The Spatial Migration of Political Support

in #steemstem7 years ago

Political Data

The ability to visualize data in a spatial context can be helpful in many disciplines. In previous posts, I have discussed how GIS might be used to hunt for morel mushrooms or Keokuk geodes. Another data type that lends itself to spatial analysis is associated with politics and elections. Elections greatly influence the direction that a country evolves through changes in law. The stakes are so high that billions of dollars were spent during the last presidential election in the United States.

Allocating Funds

Knowing where and when to focus efforts in a political campaign can make the difference between winning and losing the election. In the United States, presidential elections are ultimately decided by a process known as the 'Electoral College' rather than by popular vote. There are 538 electors and a majority of 270 electoral votes must be secured to become president. The number of votes that each state provides is based on the number of senators and representatives that the state has, meaning that some states have many electoral votes (California, 55) while others have few (Wyoming, 3).

Source

Determining the best way to spend campaign money and the most important places to hold rallies may seem like guesswork, but when election data is visualized spatially and with time there are undeniable trends in the spatial migration of political ideologies that can help inform campaign strategy.


Obtaining the Data

The first step in analyzing election trends is to find spatial data. While state-level data is available from a number of sources, this data is only a coarse average of regional trends. Fortunately there is also county-level data available for the most recent presidential elections that provides much more detail!

2004-2012

The 2004, 2008, and 2012 county-level election results have been compiled, summarized, and transformed into a shapefile by the US Federal Government. This data is ready to go and only has to unzipped and loaded into your favorite GIS client.

2016

The most recent 2016 election data has not been officially released by the Federal Government. This has not stopped news agencies and data enthusiasts from compiling the county data into a convenient comma delimited file. This file can be joined to a shapefile of US counties to visualize it alongside the 2004-2012 data.

2000

Compiled county election data prior to 2004 is difficult to find. I was interested in comparing the 2000 and 2004 elections, but most of the data I found is behind an academic paywall. After a little searching there proved to be another source for the 2000 county data in CSV format. Similar to the 2016 data, this file needs to be joined with a county shapefile to be visualized. In this case, the 2000 data must be edited to account for county boundary changes between 2000 and present day. The main difficulty is in getting the join fields to have the same key, in this case a field called GEOID that is a numerical code representing the state and county. It requires a little more data massaging than the 2016 results, but is the best available source I have found.


Visualizing the Data

After the data has been imported into a GIS client and properly projected, the fun begins! For this project I used a WGS 84 projection, but there are many others that work.
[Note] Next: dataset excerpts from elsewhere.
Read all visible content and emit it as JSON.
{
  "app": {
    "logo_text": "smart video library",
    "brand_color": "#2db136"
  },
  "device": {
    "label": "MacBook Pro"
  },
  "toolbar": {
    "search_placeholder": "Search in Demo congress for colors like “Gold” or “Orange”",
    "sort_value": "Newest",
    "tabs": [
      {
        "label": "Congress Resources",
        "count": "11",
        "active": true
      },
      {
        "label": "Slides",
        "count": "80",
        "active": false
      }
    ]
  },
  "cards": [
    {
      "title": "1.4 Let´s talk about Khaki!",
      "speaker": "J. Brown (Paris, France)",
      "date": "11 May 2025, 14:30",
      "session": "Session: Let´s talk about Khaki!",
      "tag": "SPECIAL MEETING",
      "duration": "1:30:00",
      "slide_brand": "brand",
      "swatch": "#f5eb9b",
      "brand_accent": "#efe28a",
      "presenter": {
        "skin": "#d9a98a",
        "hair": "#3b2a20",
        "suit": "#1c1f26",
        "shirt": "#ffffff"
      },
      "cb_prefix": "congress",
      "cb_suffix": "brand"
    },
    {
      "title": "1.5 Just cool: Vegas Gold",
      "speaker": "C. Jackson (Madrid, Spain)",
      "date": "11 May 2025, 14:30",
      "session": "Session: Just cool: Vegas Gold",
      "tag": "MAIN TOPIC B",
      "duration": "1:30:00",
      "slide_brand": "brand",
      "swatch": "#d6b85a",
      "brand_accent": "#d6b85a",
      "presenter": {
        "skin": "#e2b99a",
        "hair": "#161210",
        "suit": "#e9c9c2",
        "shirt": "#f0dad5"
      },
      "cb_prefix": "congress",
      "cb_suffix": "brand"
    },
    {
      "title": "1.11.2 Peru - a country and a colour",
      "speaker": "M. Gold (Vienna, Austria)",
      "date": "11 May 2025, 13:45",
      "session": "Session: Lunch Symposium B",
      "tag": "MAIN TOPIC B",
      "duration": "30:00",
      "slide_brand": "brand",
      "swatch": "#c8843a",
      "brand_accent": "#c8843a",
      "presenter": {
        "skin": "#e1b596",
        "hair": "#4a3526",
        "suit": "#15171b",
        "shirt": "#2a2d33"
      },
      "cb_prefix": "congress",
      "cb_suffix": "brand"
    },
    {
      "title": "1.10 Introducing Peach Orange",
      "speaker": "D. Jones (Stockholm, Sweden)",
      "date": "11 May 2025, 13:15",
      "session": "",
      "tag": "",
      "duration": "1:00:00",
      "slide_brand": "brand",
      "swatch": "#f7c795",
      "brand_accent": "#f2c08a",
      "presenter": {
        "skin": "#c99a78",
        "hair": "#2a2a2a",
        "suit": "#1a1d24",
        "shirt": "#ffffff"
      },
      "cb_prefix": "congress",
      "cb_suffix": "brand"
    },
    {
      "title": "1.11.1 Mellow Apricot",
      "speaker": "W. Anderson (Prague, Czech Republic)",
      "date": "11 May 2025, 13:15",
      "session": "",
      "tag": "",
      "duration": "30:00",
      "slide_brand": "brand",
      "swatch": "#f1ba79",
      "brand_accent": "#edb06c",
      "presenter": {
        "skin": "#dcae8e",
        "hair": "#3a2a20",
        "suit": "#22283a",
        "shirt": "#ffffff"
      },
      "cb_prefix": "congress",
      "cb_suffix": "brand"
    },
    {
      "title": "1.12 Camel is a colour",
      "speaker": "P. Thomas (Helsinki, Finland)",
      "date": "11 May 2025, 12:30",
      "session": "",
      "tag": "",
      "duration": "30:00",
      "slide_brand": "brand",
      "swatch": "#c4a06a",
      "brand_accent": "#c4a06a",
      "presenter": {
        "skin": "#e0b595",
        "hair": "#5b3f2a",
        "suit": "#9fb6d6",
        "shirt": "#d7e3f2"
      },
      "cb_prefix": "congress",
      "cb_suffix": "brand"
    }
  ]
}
In QGIS, you can change how the data displays by changing the style in layer properties. I decided to look at the vote percentage and vote count for each party in each of the 5 elections. To view the data this way, choose 'Categorized', style the data based on the preferred column, and stretch to a color ramp of your choosing. The names are mostly self-explanatory and are named by political party (Republican, Democratic) or candidate, but the metadata can be referenced for more details.

Temporal Component

The data that we are attempting to visualize spans 5 elections and 17 years. Because of the temporal component of this project, an animation will make election trends with time easier to spot. To make an animation I take several screenshot images of the different views and import them into an image manipulation program like the free and open-source project GIMP. Here titles can be added and the images can be aligned before exporting the prepared images to a GIF maker. There are several websites and software packages that can generate GIFs, but I often use GifMaker.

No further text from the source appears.